Consider this hypothetical situation. You have made a good living for years as a sole-trader supplying your services to a trusted client where the fee you are happy to receive is based upon your understanding of the margins your client enjoys with their clients. It seems a fair and equitable working relation … until one day you discover that your client has been deliberately misleading you and making far more money out of your services than you realised. How would you feel about the working relationship now? What would you do about it?
Now consider the same situation, except we substitute you for the HMRC who is dealing with a dishonest taxpayer?
Complying with MTD makes it harder for taxpayers to hide and under-report income received, and far harder to overstate deductible expenditure. This will mean a significant number of taxpayers may end up being forced to declare far more taxable income under MTD than in previous years.
The technology the HMRC has used for years already identifies when a individual taxpayer's reported taxable income strays outside the expected range for their profession in the location they operate. It is this kind of variance analysis that is used by HMRC to identify who should be investigated each year. The use of AI will only enhance and perhaps even automate the initial opening of an HMRC inquiries to a targeted cohort of taxpayers that the HMRC know are not complying with the rules.
Keep in mind that the HMRC can raise back-duty assessments going back for up to six years, before you even consider the penalties and late payment interest they can add to the final cost of closing a tax investigation.
There might be perfectly acceptable reasons why your taxable income may vary from year to year, in which case the taxpayer has nothing to worry about.
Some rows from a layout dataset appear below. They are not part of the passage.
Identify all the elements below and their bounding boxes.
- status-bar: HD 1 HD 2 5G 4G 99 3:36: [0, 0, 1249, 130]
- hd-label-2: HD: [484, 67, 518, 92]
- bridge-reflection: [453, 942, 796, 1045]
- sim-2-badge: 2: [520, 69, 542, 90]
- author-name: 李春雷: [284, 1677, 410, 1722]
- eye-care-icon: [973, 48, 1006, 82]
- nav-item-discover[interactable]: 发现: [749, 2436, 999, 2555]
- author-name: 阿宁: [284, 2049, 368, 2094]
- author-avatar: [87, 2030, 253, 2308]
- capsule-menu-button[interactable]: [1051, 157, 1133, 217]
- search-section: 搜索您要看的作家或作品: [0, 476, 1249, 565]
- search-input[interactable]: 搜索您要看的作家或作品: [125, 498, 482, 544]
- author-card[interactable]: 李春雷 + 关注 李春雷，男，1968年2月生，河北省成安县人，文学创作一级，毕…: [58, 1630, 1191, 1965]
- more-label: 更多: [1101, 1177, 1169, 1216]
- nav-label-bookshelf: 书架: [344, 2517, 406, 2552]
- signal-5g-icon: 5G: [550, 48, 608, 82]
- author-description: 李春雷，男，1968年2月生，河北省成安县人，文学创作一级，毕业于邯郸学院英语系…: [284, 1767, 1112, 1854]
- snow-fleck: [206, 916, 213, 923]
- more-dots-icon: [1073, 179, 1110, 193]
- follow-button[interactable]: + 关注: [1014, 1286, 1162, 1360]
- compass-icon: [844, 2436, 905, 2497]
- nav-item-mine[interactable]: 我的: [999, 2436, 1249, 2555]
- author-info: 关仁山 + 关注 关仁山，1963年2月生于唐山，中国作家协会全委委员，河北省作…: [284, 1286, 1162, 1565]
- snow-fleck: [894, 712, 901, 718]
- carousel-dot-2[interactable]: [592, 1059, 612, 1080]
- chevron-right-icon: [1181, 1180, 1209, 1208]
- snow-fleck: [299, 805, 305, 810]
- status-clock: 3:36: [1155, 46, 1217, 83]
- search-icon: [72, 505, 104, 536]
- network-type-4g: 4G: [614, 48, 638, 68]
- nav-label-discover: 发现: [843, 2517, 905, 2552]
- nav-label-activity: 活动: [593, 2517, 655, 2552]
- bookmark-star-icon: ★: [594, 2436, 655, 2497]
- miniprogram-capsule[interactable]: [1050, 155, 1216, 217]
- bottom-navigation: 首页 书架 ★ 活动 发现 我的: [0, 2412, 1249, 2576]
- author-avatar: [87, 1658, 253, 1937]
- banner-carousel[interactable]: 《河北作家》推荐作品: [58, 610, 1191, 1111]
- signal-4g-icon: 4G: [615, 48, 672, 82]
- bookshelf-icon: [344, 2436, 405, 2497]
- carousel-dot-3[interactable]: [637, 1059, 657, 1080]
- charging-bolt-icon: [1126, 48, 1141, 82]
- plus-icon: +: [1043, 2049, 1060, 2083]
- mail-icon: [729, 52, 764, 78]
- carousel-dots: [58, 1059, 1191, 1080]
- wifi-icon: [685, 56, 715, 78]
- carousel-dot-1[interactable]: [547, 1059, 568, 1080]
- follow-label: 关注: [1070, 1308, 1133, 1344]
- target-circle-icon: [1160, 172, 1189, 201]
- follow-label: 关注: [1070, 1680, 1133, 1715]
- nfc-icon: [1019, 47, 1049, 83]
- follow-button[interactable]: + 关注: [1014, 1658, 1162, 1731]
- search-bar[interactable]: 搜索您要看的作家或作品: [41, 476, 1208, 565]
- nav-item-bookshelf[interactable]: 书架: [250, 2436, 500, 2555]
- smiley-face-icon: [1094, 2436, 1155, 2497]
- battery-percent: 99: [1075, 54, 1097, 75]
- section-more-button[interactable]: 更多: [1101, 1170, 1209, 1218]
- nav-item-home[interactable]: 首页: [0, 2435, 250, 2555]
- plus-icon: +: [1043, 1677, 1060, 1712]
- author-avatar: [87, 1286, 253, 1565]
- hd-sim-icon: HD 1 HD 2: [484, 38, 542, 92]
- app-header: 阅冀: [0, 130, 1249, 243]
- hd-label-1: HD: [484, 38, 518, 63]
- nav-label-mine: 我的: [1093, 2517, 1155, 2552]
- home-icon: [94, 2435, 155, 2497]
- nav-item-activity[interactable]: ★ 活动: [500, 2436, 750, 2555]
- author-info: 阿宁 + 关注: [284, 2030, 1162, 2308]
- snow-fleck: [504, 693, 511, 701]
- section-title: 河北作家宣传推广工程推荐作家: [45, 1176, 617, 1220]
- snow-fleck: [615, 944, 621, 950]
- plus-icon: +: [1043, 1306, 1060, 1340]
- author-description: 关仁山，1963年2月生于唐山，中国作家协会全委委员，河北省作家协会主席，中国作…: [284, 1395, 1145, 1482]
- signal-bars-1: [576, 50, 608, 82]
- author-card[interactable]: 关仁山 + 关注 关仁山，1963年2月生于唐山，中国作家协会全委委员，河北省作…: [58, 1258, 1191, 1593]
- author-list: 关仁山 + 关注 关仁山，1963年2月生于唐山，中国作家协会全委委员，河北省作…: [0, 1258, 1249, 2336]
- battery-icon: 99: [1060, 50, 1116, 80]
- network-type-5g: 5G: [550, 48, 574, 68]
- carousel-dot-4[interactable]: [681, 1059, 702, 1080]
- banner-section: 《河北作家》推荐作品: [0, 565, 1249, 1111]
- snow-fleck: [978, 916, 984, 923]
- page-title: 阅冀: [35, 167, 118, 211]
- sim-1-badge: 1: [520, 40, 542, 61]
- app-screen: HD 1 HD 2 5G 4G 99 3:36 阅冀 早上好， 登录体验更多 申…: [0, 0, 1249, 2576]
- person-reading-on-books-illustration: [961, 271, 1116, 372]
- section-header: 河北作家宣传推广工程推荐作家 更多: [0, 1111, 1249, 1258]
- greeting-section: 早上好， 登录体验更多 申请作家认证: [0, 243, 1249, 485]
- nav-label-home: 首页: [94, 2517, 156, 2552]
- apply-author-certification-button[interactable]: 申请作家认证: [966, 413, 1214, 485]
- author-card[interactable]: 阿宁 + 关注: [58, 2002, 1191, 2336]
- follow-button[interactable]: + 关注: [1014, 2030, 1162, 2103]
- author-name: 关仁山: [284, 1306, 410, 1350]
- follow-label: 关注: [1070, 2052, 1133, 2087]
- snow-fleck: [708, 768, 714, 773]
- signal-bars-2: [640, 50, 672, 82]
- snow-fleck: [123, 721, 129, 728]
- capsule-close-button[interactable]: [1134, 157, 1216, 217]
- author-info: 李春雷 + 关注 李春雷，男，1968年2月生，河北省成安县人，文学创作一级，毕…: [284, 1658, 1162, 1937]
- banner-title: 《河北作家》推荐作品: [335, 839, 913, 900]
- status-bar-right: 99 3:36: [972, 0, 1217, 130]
On the other hand, if a taxpayer has deliberately understated their taxable income and anticipate reporting under MTD has the potential to invite an HMRC investigation, then there is a strong argument for making a voluntary disclosure to the HMRC to reduce the size of the penalty they will suffer.
MTD requires taxpayers to deliver transactional reports every quarter, which will quickly build a huge national database of data about who is doing business with who. It is beyond human abilities to discern patterns and inconsistencies in that growing store of data, but AI technology will not have the same limitation.
Money laundering of proceeds from crime involves huge sums of money, and the problem the authorities charged with closing down these illegal activities experience is they often cannot see the wood for trees. MTD has the potential to be a game-changer for law enforcement because it will make it easier to trace how crime proceeds are being laundered through legitimate business, whether the latter know it or not.
That is a significant advance in dealing with crime at a macro-level. What clients often do not understand is the legal obligations all licensed accountants have to report our concerns of suspicious activities that come to our attention, at what the low enforcement agencies consider to be micro-level of operations.
As a licensed and regulated firm, MAAP Accountants is subject to stringent legal obligations under Part 7 of the Proceeds of Crime Act 2002 and the Terrorism Act 2000. We are required to submit Suspicious Activity Reports (SARs) to the National Crime Agency if, in the course of our business, we know, suspect, or have reasonable grounds to suspect, that a person is involved in or attempting money laundering or terrorist financing. The scope of these regulations is broad, extending to any suspicion that a client or their associates are benefiting from proceeds of crime or engaged in fraudulent activities, including deliberate tax evasion. Failure by MAAP to submit a SAR when warranted is itself a criminal offence. Additionally, it is an offence to inform the subject that a SAR is being, or has been, submitted regarding them.
There is a conflict between respecting client confidentiality and our legal obligation to make a SAR report when warranted. MAAP will always operate to the highest ethical standards and we will always strive do what is right.